The practice and formula of string incense(chuan chuan xiang)


  • 500g pork
  • half an onion
  • a small piece of ginger
  • 30g cumin powder
  • a pinch of cumin seeds
  • 30g toasted sesame seeds
  • a pinch of spicy and fresh seasoning (optional)
  • salt, to taste
  • 2 tablespoons cooking wine
  • 2 tablespoons vegetable oil
  • 1 tablespoon light soy sauce
  • 1 tablespoon dark soy sauce


    1. Wash and thinly slice the pork, separating the fat and lean meat into different cuts if possible. Cut the fat into 3 to 5cm cubes.
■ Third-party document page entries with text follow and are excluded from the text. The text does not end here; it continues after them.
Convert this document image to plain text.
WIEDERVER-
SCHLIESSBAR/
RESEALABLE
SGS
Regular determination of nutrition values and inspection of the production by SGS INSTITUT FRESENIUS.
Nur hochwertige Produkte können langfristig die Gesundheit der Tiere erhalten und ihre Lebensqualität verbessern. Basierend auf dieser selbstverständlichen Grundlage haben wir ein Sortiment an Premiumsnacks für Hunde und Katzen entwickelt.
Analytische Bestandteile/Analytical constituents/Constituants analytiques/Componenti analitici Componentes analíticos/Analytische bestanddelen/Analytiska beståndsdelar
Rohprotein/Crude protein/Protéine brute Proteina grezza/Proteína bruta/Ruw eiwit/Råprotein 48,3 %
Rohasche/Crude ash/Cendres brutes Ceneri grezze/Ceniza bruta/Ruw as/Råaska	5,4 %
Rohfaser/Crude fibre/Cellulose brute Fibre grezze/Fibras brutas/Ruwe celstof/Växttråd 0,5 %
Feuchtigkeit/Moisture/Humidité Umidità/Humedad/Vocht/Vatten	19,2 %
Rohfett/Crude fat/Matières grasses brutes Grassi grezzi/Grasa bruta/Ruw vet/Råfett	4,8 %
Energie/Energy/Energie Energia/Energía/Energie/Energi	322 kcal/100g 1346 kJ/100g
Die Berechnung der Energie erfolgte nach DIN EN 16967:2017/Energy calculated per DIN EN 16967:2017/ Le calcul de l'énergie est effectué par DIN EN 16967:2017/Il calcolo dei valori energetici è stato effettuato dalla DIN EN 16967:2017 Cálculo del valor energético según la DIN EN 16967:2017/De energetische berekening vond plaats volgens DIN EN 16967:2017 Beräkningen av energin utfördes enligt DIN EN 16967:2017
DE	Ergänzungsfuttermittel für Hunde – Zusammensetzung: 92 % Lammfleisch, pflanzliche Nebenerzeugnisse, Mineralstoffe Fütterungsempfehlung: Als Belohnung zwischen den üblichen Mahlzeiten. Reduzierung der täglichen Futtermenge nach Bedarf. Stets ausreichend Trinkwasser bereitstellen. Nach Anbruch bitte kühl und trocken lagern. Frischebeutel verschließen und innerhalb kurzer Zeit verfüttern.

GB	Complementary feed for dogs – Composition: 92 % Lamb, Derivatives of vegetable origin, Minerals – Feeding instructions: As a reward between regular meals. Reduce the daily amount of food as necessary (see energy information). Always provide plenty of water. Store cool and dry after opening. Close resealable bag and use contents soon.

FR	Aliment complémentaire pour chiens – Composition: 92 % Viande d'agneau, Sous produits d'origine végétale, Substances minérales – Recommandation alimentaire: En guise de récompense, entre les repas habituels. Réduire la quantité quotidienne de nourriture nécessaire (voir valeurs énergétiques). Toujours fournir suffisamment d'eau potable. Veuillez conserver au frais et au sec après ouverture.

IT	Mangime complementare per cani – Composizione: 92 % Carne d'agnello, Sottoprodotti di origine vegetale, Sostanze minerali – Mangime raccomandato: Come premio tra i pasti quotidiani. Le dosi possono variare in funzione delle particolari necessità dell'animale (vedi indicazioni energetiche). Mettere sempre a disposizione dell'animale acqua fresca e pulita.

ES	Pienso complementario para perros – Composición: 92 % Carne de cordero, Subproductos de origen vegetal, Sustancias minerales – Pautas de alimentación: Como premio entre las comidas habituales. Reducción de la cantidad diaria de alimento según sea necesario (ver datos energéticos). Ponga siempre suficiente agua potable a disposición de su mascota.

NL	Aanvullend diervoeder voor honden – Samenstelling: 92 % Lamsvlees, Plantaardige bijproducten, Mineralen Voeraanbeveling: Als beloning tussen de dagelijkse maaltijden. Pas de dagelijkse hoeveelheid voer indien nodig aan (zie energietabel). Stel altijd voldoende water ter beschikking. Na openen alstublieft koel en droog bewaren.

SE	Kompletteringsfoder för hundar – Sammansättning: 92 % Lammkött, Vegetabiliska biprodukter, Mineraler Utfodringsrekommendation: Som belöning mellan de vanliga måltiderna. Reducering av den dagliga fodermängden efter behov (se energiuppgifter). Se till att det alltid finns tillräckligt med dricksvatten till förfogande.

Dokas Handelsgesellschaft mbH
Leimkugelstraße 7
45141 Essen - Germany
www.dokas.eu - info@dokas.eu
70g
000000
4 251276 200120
    2. In a bowl, mix the pork with the cooking wine, onion shreds, light and dark soy sauce, ginger slices, salt, and spicy and fresh seasoning. Marinate for 2 hours.
    3. Add the vegetable oil to the marinated pork and stir to evenly coat. Pierce the pork onto bamboo skewers, alternating between fat and lean meat.
    4. Place the skewers on a baking tray and preheat the oven to 220°C for 5 minutes. Bake for 15 minutes, then brush with sesame oil and flip. Bake for an additional 10 minutes.
    5. Sprinkle the baked pork with cumin powder, cumin seeds, and chili pink. Bake until the meat has changed color and is fully cooked.
    6. Serve the pork skewers hot, garnished with toasted sesame seeds. Enjoy!